When the Lutheran Book of Worship (LBW) came out in 1978, I’m told the idea was to create unity (conformity?) in worship among Lutherans. By which I mean that a Lutheran could walk into any Lutheran church in Canada (or the US) and have the same worship experience - hear the same liturgy, sing the same hymns. This, I was told, was meant to foster cohesiveness among Lutherans.
But I wonder if that was a worthy goal to begin with.
In seminary when we complained that using the LBW was too boring because it was too static, we were told to “look at the rubrics. There’s lots of ways to play around with the service to deal with the monotony.”
Rubrics, h’uh?
Now, it seems the wind has shifted. Lutherans now use a variety of resources to create worship experiences that meet local needs. I guess God is more interested in people using their creativity than in making sure we’re in lock step.
But more than that, part of being Lutheran is the freedom to chart our own congregational course, with the Holy Spirit’s help. Especially in worship. Luther, apparently, encouraged congregations to create their own liturgies, lest the liturgy itself became a “work” or “law.”

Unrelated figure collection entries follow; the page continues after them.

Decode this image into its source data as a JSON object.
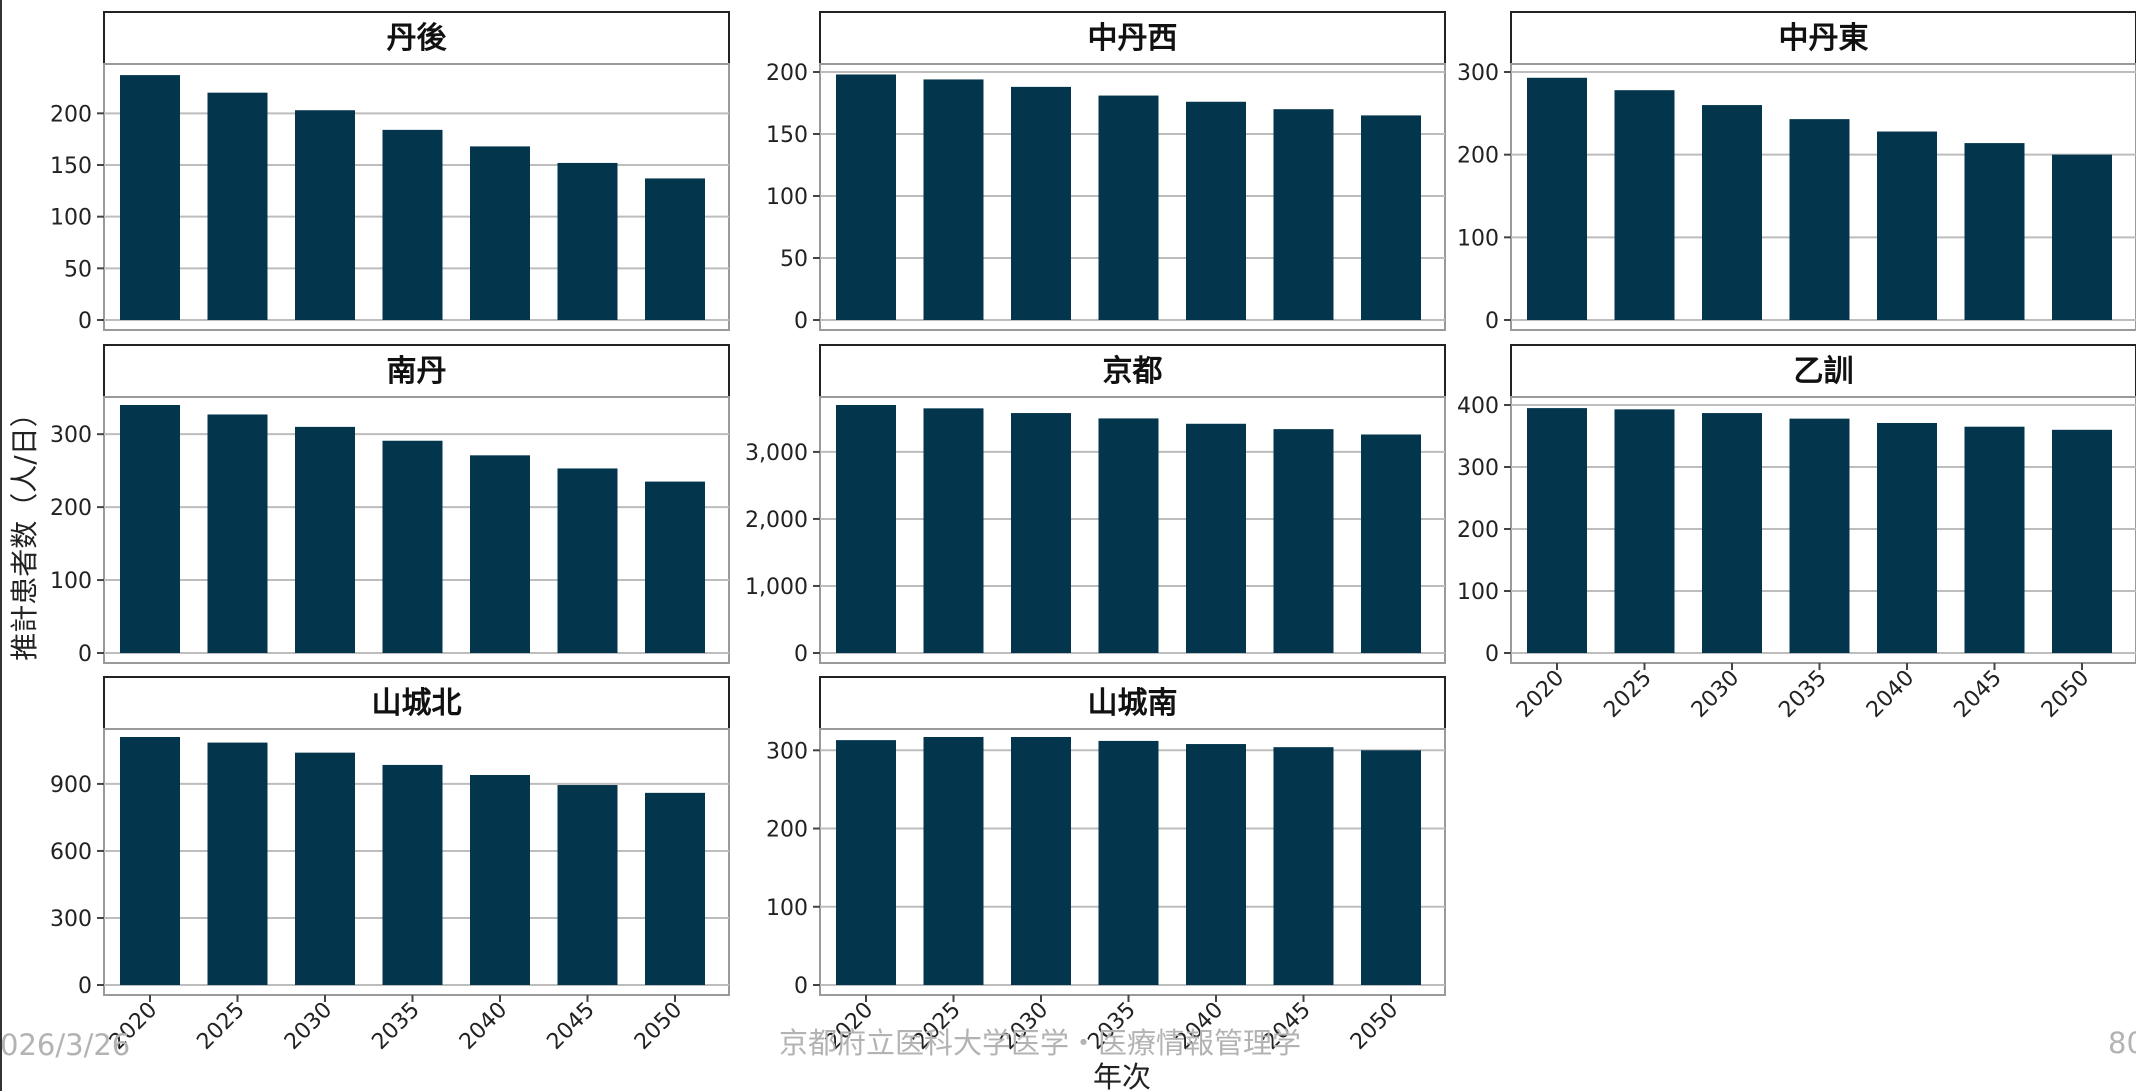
{
  "chart_data": {
    "type": "bar",
    "layout": "facet-grid-3-columns",
    "xlabel": "年次",
    "ylabel": "推計患者数（人/日）",
    "categories": [
      "2020",
      "2025",
      "2030",
      "2035",
      "2040",
      "2045",
      "2050"
    ],
    "bar_color": "#03364d",
    "grid": true,
    "panels": [
      {
        "title": "丹後",
        "values": [
          237,
          220,
          203,
          184,
          168,
          152,
          137
        ],
        "ylim": [
          0,
          240
        ],
        "yticks": [
          0,
          50,
          100,
          150,
          200
        ],
        "yticklabels": [
          "0",
          "50",
          "100",
          "150",
          "200"
        ]
      },
      {
        "title": "中丹西",
        "values": [
          198,
          194,
          188,
          181,
          176,
          170,
          165
        ],
        "ylim": [
          0,
          200
        ],
        "yticks": [
          0,
          50,
          100,
          150,
          200
        ],
        "yticklabels": [
          "0",
          "50",
          "100",
          "150",
          "200"
        ]
      },
      {
        "title": "中丹東",
        "values": [
          293,
          278,
          260,
          243,
          228,
          214,
          200
        ],
        "ylim": [
          0,
          300
        ],
        "yticks": [
          0,
          100,
          200,
          300
        ],
        "yticklabels": [
          "0",
          "100",
          "200",
          "300"
        ]
      },
      {
        "title": "南丹",
        "values": [
          340,
          327,
          310,
          291,
          271,
          253,
          235
        ],
        "ylim": [
          0,
          340
        ],
        "yticks": [
          0,
          100,
          200,
          300
        ],
        "yticklabels": [
          "0",
          "100",
          "200",
          "300"
        ]
      },
      {
        "title": "京都",
        "values": [
          3700,
          3650,
          3580,
          3500,
          3420,
          3340,
          3260
        ],
        "ylim": [
          0,
          3700
        ],
        "yticks": [
          0,
          1000,
          2000,
          3000
        ],
        "yticklabels": [
          "0",
          "1,000",
          "2,000",
          "3,000"
        ]
      },
      {
        "title": "乙訓",
        "values": [
          395,
          393,
          387,
          378,
          371,
          365,
          360
        ],
        "ylim": [
          0,
          400
        ],
        "yticks": [
          0,
          100,
          200,
          300,
          400
        ],
        "yticklabels": [
          "0",
          "100",
          "200",
          "300",
          "400"
        ]
      },
      {
        "title": "山城北",
        "values": [
          1110,
          1085,
          1040,
          985,
          940,
          895,
          860
        ],
        "ylim": [
          0,
          1110
        ],
        "yticks": [
          0,
          300,
          600,
          900
        ],
        "yticklabels": [
          "0",
          "300",
          "600",
          "900"
        ]
      },
      {
        "title": "山城南",
        "values": [
          313,
          317,
          317,
          312,
          308,
          304,
          300
        ],
        "ylim": [
          0,
          317
        ],
        "yticks": [
          0,
          100,
          200,
          300
        ],
        "yticklabels": [
          "0",
          "100",
          "200",
          "300"
        ]
      }
    ]
  },
  "footer": {
    "date": "026/3/26",
    "affiliation": "京都府立医科大学医学・医療情報管理学",
    "page": "80"
  }
}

That’s why I was a little concerned when the Evangelical Lutheran Worship came out. It seemed to me to be another grasp at conformity. Which, in a way, I guess it was. 2/3rds of the hymns can be found in the LBW. So, clearly, it was meant as a replacement to fulfill the same function as the earlier book.

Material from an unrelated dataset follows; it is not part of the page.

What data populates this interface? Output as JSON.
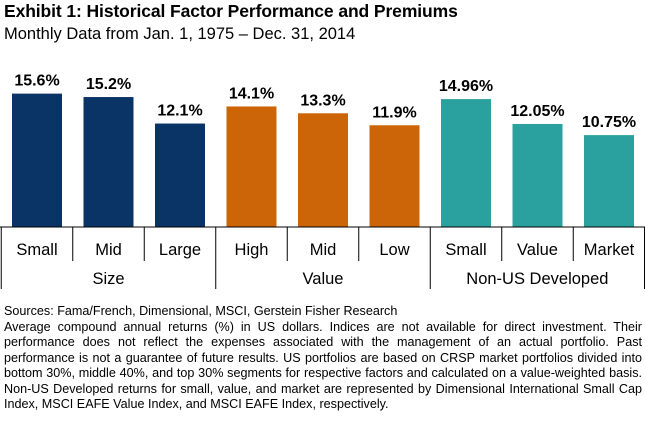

But it looks to me now, that churches are using it as one resource among many. I know that’s how my congregation uses it.

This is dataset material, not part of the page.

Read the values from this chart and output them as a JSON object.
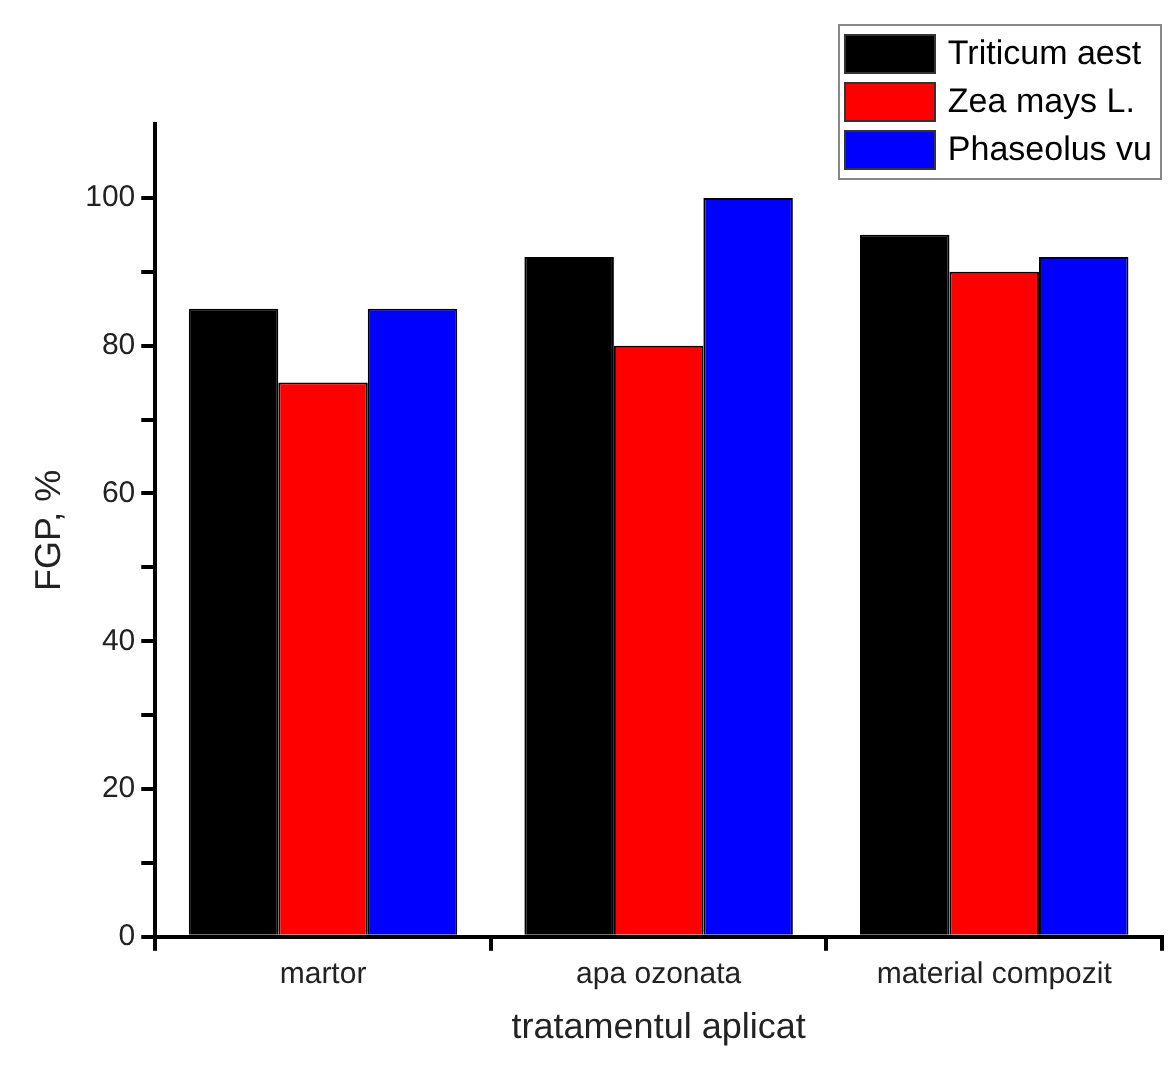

However, we have a divided church. Much more divided than the ELCA. At least that’s how it looks to me (yesterday, the ELCA passed their Social Statement on Human Sexuality with a super majority of 60%. Only a third of elected delegates voted against it. The number would be higher in Canada.).
But I think what binds us together as Lutherans is our Christian freedom, the semi-autonomy of the local congregation. That is our strength.
It’s also why we fight.
But if we’re to re-claim the mission of the church, then we need the freedom to engage our own contexts in local ways, using local means. Just as God made each person unique, so God made each church. So, I think that God wants us be in mission in our own unique ways.
This may mean that some of institution will die. Our organization as a church body will change. Our roles will shift.
And this will hurt. But whoever said that God’s mission would be easy?